La Mina es un síntoma, un síntoma de lo que ha sido una forma unilateral e ilustradamente prepotente de entender el urbanismo en este país. Un síntoma de lo que puede acabar acarreando el sólo ver la parte competitiva y desarrollista de un modelo de ciudad que puede acabar despreciando o ignorando a los nuevos y viejos perdedores. Un síntoma de lo que nos puede volver a pasar si no aprendemos la lección de la llegada masiva de inmigración de llas décadas de 1960 y 1970. Y esperemos que sea también un ejemplo de que por muchos recursos de que se disponga y de que se cuente con el mejor soporte técnico, si no se es capaz de implicar a la gente afectada, poco se podrá hacer.

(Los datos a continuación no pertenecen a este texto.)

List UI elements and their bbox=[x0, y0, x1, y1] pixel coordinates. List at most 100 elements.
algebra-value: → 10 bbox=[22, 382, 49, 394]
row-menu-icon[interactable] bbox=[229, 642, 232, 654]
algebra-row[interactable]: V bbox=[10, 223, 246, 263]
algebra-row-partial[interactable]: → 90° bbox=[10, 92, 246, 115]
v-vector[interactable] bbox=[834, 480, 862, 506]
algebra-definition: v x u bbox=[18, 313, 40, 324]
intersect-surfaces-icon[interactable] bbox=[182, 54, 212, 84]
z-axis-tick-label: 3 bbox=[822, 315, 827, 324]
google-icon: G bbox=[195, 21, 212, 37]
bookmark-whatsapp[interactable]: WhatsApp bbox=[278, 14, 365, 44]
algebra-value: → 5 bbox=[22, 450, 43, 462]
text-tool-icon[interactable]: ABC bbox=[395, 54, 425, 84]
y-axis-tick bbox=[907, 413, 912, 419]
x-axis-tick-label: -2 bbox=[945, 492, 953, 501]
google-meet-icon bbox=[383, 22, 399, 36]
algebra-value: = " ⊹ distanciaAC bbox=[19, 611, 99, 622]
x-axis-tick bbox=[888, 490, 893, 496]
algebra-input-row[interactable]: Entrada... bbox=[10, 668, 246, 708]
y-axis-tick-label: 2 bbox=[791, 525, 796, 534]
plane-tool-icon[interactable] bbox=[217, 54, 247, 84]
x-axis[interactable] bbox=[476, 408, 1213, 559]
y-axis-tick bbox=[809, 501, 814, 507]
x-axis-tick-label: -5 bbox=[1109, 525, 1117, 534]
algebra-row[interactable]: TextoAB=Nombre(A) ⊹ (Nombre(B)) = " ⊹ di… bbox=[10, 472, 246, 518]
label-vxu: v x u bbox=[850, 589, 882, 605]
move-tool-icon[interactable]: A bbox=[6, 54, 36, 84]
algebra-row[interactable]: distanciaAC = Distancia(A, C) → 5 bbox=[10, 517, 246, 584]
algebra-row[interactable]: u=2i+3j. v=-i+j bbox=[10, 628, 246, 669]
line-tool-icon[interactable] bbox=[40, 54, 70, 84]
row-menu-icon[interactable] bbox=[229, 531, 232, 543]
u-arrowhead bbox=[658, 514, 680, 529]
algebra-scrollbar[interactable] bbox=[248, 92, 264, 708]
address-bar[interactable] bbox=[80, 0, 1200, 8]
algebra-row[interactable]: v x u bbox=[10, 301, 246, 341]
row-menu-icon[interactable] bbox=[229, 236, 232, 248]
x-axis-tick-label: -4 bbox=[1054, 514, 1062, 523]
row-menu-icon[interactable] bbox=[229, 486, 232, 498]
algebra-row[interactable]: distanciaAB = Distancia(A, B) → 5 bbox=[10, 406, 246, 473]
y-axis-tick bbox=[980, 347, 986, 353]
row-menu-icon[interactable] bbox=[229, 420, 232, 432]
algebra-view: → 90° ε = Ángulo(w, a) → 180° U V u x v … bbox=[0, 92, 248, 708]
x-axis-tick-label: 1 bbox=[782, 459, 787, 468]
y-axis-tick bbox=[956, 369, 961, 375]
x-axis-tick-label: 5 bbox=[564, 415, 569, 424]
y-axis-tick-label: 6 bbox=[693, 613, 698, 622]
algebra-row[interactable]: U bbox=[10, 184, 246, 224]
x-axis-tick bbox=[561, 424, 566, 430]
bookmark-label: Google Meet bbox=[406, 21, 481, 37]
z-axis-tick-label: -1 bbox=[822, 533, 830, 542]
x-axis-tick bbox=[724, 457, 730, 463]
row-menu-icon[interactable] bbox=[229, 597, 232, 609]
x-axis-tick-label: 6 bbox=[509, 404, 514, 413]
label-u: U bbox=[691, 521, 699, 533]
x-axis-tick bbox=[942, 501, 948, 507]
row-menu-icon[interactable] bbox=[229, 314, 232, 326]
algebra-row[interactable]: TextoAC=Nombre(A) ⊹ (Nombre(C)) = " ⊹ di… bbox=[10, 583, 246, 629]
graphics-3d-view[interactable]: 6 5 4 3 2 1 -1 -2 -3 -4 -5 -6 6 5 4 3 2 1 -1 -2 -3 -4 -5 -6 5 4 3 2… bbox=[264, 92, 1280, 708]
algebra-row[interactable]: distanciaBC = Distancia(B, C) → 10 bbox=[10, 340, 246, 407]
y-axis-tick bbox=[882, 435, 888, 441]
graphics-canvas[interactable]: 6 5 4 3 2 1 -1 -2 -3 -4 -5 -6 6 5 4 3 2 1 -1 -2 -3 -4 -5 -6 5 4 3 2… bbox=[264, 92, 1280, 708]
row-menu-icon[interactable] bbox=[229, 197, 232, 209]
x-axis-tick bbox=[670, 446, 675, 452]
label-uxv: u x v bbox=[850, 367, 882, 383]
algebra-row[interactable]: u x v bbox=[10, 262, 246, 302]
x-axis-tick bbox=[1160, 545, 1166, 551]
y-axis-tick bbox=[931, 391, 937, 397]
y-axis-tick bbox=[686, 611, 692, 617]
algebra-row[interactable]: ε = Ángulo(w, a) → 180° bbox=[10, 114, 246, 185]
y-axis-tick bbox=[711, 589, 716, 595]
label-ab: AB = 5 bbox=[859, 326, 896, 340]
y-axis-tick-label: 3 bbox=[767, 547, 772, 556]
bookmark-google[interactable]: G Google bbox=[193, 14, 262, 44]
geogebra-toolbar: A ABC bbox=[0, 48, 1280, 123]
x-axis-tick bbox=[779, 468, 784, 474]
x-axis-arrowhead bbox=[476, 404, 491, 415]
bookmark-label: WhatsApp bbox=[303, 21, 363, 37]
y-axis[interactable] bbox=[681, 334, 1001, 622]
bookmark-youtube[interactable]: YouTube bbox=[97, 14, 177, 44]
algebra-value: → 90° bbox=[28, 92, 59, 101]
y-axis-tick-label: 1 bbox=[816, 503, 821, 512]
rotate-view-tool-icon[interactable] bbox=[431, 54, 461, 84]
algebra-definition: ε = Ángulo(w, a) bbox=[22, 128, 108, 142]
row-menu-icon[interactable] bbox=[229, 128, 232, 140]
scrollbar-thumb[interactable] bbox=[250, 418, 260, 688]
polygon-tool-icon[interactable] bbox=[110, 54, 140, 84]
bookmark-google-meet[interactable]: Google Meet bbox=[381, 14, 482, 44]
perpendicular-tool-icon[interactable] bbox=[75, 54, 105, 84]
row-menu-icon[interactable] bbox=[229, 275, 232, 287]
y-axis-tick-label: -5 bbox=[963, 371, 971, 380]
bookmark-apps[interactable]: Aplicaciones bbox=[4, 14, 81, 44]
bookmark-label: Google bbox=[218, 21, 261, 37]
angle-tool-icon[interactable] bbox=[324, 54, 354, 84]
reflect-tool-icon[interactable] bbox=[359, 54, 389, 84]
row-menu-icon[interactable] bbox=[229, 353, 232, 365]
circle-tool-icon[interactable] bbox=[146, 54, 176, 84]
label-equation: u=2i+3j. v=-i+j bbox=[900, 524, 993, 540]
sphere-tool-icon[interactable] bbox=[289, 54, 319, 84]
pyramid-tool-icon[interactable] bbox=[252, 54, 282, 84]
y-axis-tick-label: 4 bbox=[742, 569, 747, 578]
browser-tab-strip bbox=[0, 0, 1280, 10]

No es sólo, que también, un tema de participación formal. No es sólo, que también, un tema de transparencia informativa. Es entender que el diálogo ciudadanía-Administración se ha de hacer desde la simetría y no desde la jerarquía. Desde la igualdad técnica y política, y no desde el paternalismo benevolente. Con recursos, intervención urbana y seguridad, pero también con gran inversión educativa y social, en una perspectiva de desarrollo comunitario integral. Con consenso, pero con capacidad de decisión política y no sólo de gestión, ya que los conflictos son inevitables y deben ser afrontados con legitimidad y capacidad representativa.

La gran perspectiva de cambio que se ha abierto en toda el área del Besòs tiene en La Mina un examen que debe superarse con nota. Y no habría nada peor que todo quedara, una vez más, en una nueva maniobra de diversión ante la proximidad de un gran evento. Los vecinos del barrio tienen derecho a discutir su futuro. Tienen derecho a clarificar quién acabará beneficiándose de las operaciones en marcha. Y los ciudadanos de la gran conurbación de Barcelona tenemos derecho a pedir más capacidad de gobernación del conjunto metropolitano. Tenemos derecho a reclamar que se aborden con rapidez y con la suficiente inteligencia y sentido de la complejidad esas situaciones sociales de exclusión y marginación que han ido cronificándose y que ponen interrogantes significativos en nuestra aparentemente brillante realidad urbana.

Joan Subirats es catedrático de Ciencias Políticas de la UAB.